Today I can’t. Today telling our story and reading others makes me ache to the bone and causes tears that overflow and just will not stop. I think about every time I read the words ‘he’s doing good’ and how they’re followed by a ‘for now’ and every time I hear a  “we’re lucky” it’s followed by a list of things that haven’t happened ‘yet’ and how only one or two hospital stays a year is considered a healthy cystic fibrosis child. I think about how this effects us, where we’ll fit into this picture. I think about how healthy my child looks, thick glossy blonde hair, gleaming blue eyes, rosy ness in her cheeks and not a sign to strangers that her body is fighting with everything it’s got.  I think about how funny it is that in one breath I can know with all of my being that someday she’ll be in pain and I won’t be able to stop it and in the next breath I can feel bad about asking for donations. Worried Ill make someone feel uncomfortable or be too pushy. I think about the guilt this causes as a mother and the confusion it causes as a person. Today I don’t care. Today I cry, my body heaving and my head aching with never ending relentless thoughts. Today I want a cure so bad I can feel it in my pulse. Each muscle straining with the weight of it, each nerve tingling and my head fuzzy with the energy I put into willing God for it. Today I wonder if her cracked nails are the beginning of clubbed fingers and toes. I wonder if she’ll be allergic to the antibiotic I have to put her on tomorrow like the three previous ones we’ve tried and if so, how will she do with her first I.V. I picture needles in her veins where scars will be later. I picture bruises on arms small enough to wrap my thumb and first finger around. Today I wonder how I will stay strong. Today all politeness is gone. I’m angry at those who will not donate five dollars; those who watch me, listen to me and do not ask more questions. I want emotion, reaction out of everyone. I want to be selfish and sink into my own pain. I want to know that it’s ok for a mother to have grief. I want to make each and every person I know realize that children are dyeing of this. My child could die of this, probably will die of this. Today it is not ok that there is not a cure. Today it is not ok that every person I know, that knows my daughter is not fighting for a cure with all of there hearts.

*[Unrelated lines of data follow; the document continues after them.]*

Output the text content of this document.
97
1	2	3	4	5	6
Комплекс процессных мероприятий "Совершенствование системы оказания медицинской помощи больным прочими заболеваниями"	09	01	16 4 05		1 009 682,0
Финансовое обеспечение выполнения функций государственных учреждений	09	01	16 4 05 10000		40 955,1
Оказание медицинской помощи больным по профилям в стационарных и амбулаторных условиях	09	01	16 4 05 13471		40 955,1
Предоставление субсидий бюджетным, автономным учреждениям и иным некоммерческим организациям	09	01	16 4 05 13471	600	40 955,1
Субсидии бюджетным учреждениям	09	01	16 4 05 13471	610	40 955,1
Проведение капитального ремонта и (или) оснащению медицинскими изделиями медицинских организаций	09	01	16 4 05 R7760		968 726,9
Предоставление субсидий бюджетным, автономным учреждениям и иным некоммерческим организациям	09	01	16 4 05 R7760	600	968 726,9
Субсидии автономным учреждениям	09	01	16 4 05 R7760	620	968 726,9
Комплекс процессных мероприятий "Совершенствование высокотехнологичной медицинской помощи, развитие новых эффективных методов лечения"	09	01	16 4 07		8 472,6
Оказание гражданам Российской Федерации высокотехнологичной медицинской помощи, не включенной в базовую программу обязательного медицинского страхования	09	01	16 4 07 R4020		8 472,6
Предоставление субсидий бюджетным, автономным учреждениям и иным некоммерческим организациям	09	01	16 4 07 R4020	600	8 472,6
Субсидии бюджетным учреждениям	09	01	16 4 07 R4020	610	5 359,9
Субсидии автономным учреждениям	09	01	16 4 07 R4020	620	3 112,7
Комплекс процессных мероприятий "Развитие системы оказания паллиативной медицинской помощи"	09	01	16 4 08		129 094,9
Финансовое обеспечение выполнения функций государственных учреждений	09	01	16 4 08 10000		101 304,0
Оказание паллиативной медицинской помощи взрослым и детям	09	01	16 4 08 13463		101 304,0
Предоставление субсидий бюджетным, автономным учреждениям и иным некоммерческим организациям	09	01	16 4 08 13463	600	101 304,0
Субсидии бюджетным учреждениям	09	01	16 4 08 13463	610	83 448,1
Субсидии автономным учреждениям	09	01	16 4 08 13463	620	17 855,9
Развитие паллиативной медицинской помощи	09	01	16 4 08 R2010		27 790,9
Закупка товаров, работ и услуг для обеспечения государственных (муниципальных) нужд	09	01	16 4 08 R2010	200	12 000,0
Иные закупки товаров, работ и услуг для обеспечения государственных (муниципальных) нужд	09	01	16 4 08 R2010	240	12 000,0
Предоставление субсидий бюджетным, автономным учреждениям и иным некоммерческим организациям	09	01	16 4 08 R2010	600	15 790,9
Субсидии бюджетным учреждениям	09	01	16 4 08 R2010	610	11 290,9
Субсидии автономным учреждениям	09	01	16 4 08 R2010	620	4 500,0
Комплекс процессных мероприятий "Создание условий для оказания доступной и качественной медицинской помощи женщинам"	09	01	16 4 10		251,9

Tomorrow it will be ok. I will understand. I will know that when someone has a thought of this, tries to imagine it, even has an emotion for it, it will be gone by the time they think of their next meal. It will be no more real or urgent to them as some ones kid who is sick. And I’ll be ok. I will recognize the formalities of life and its ties to mans experience. I’ll know that what we don’t see or touch in our own lives cannot be ingrained in us. That when it is not our child gasping for air and coughing until they vomit we cannot understand. It is not our fight. And I will be thankful for those who do brave into our world. I will identify the immense selflessness it takes to walk into such pain and be a light. To take someone’s grief and make it your own. To donate and walk and educate when it is not your child. To willingly glimpse a reality that is not yours.
  Today is today, not tomorrow or some days but today. And today I cannot understand your happiness, your guiltless existence, your ignorance, your reality…only my pain.